CLASSIFICATION ON THE BASIS OF API GRAVITY
The American Petroleum Institute gravity or API gravity is a measure of how heavy or light a petroleum liquid is compared to water. If API gravity of petroleum is greater than 10, is lighter and floats on water, if less than 10, it is heavier and sinks. API gravity is used to compare the relative densities of petroleum liquids.
For example, if one petroleum liquid floats on another and is therefore less dense. It has a greater API gravity.
Crude oil is classified as light, medium or heavy according to its measured API gravity
- Light Oil has an APl gravity higher than 31.1o API
- Medium Oil has an API gravity between 22.3o API and 31.1 °API
- Heavy Oil has an API gravity below 22.3o API
Do You Know?
- Crude oil with an API gravity between 40° and 45° commands the highest price.
- Crude oil with API gravity less than 10° API is referred to as extra heavy oil or bitumen.
IV. CLASSIFICATION OF CRUDE OIL BY GEOGRAPHIC LOCATION
The oil industry also classifies crude oil by the geographic location of its origin. Some classes of crude on this basis are given below:
1.West Texas Intermediate (WTI) is the reference used for North American Crude oil. It is very high quality sweet light oil.
2.Brent Crude or Brent Blend is the benchmark used for crude oil from North Sea.
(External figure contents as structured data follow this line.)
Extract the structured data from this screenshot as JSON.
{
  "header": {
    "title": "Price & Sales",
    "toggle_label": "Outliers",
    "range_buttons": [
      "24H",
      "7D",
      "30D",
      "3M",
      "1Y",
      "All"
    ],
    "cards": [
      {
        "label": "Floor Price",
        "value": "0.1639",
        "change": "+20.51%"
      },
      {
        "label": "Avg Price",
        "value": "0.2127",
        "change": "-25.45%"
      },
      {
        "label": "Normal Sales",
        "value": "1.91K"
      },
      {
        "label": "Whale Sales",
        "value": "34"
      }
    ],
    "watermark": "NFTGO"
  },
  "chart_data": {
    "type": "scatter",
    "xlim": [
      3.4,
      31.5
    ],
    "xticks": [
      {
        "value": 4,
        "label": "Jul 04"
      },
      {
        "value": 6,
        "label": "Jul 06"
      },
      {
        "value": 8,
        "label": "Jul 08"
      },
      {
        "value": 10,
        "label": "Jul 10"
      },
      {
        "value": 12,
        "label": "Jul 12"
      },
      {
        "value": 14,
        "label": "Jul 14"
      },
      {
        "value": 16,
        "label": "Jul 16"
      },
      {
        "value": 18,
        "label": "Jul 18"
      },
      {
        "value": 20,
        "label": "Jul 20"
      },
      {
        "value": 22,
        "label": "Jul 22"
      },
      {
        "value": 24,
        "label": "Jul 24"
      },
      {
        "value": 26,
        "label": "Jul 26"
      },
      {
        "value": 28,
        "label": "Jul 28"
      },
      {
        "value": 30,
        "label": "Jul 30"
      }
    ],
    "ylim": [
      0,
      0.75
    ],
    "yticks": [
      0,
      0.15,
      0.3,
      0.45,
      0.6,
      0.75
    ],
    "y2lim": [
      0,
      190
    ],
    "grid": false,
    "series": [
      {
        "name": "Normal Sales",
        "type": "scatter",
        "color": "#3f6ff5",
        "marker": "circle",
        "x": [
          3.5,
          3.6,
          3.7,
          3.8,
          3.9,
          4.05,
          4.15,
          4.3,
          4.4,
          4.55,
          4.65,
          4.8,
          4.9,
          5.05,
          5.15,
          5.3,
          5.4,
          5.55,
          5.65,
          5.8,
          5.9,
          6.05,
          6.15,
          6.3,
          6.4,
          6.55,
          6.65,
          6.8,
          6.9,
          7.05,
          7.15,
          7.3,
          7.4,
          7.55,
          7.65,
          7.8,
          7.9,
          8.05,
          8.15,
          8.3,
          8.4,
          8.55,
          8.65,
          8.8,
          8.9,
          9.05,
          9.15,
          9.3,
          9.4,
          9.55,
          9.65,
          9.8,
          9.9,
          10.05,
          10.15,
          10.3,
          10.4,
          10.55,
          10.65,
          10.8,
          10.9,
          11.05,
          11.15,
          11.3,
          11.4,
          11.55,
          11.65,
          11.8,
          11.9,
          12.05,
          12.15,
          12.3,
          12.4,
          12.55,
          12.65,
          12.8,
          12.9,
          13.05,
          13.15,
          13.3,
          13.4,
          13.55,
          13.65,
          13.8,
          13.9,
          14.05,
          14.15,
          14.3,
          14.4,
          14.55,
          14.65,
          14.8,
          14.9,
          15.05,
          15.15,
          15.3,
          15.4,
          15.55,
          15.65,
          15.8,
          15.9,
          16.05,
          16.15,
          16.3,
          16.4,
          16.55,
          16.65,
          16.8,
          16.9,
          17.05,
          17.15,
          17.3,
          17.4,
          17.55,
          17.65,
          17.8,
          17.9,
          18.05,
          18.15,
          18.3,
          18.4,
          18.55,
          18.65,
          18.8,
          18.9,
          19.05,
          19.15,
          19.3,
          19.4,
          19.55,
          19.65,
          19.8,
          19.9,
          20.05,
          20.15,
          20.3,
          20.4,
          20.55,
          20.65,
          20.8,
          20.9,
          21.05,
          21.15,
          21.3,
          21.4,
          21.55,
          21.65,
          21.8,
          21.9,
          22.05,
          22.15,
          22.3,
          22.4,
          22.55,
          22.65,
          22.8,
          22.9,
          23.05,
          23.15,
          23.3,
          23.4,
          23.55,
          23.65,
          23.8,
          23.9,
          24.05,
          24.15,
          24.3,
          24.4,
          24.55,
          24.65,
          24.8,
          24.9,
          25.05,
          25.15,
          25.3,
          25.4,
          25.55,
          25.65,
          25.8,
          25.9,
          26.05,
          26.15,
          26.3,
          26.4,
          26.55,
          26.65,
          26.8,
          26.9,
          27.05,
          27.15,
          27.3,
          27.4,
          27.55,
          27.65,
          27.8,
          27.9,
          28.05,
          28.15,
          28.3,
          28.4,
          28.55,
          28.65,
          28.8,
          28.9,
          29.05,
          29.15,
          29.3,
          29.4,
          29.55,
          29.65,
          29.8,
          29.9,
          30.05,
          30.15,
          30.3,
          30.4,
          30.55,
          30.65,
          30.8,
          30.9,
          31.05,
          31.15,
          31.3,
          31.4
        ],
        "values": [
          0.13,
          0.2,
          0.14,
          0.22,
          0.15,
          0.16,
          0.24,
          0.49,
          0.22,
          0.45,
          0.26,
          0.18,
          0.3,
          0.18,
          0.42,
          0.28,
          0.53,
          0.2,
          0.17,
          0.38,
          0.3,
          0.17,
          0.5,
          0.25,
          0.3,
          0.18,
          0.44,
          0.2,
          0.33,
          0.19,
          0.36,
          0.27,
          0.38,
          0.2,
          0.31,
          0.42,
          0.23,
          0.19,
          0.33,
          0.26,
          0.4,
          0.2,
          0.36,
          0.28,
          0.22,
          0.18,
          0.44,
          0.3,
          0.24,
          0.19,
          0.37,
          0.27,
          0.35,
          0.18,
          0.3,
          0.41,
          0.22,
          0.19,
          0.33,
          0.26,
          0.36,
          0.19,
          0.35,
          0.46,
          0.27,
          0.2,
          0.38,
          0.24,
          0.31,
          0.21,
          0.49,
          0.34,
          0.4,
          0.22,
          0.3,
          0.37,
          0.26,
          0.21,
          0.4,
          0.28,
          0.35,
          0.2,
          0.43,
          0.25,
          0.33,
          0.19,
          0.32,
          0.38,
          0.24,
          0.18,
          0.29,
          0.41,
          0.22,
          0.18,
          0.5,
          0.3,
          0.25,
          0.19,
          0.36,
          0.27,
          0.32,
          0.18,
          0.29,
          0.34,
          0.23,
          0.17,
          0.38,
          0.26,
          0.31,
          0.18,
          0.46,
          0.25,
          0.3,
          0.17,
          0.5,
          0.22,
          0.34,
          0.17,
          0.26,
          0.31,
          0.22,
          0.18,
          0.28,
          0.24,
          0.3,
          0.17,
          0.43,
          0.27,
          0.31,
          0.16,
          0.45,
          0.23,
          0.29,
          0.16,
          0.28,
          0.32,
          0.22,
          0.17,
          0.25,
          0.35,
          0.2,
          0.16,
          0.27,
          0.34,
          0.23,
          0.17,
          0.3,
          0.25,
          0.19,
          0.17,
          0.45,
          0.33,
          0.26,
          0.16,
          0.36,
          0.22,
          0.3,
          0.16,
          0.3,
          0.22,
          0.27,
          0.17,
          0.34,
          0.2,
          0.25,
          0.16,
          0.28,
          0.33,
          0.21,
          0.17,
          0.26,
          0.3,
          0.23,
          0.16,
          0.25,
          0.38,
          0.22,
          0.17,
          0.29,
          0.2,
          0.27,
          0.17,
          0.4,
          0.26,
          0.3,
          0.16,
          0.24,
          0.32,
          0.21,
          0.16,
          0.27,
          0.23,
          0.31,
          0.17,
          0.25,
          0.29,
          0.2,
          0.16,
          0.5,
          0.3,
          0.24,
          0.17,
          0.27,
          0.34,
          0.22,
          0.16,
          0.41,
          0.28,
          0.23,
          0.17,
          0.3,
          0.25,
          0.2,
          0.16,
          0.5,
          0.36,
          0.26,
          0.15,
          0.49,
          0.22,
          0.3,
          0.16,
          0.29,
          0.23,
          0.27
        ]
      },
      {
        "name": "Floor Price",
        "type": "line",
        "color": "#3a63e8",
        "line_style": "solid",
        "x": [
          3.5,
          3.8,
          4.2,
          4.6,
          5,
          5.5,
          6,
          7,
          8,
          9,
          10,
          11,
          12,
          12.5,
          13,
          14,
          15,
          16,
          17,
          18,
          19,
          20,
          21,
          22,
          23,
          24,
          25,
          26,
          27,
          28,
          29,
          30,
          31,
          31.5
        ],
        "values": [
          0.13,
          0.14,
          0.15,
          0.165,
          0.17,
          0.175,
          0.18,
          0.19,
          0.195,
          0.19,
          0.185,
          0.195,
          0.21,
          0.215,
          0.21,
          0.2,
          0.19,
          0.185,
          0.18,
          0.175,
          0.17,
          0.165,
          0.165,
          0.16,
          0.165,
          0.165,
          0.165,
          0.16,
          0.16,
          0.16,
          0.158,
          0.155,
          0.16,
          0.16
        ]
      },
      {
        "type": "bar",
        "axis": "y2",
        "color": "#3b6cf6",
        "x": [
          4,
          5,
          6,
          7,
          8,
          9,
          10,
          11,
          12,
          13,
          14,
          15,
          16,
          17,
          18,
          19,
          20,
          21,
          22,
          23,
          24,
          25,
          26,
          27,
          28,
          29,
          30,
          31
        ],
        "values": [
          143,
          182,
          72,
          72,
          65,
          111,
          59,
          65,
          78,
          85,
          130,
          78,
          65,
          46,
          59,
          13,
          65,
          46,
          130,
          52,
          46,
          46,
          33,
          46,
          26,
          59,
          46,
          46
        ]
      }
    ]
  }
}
Brent Blend is a light crude oil though not as light as WTI.
3.Dubai-Oman is the benchmark used for the crude oil from Middle East
4.OPEC Basket is the reference used for crude oils from various OPEC (The Organisation of the Petroleum Exporting Countries) countries.
Thus, crude oils from different sources have different qualities and hence command different prices.
Now, can you answer why there are differences in prices, for the same quantity of crude oil from different sources.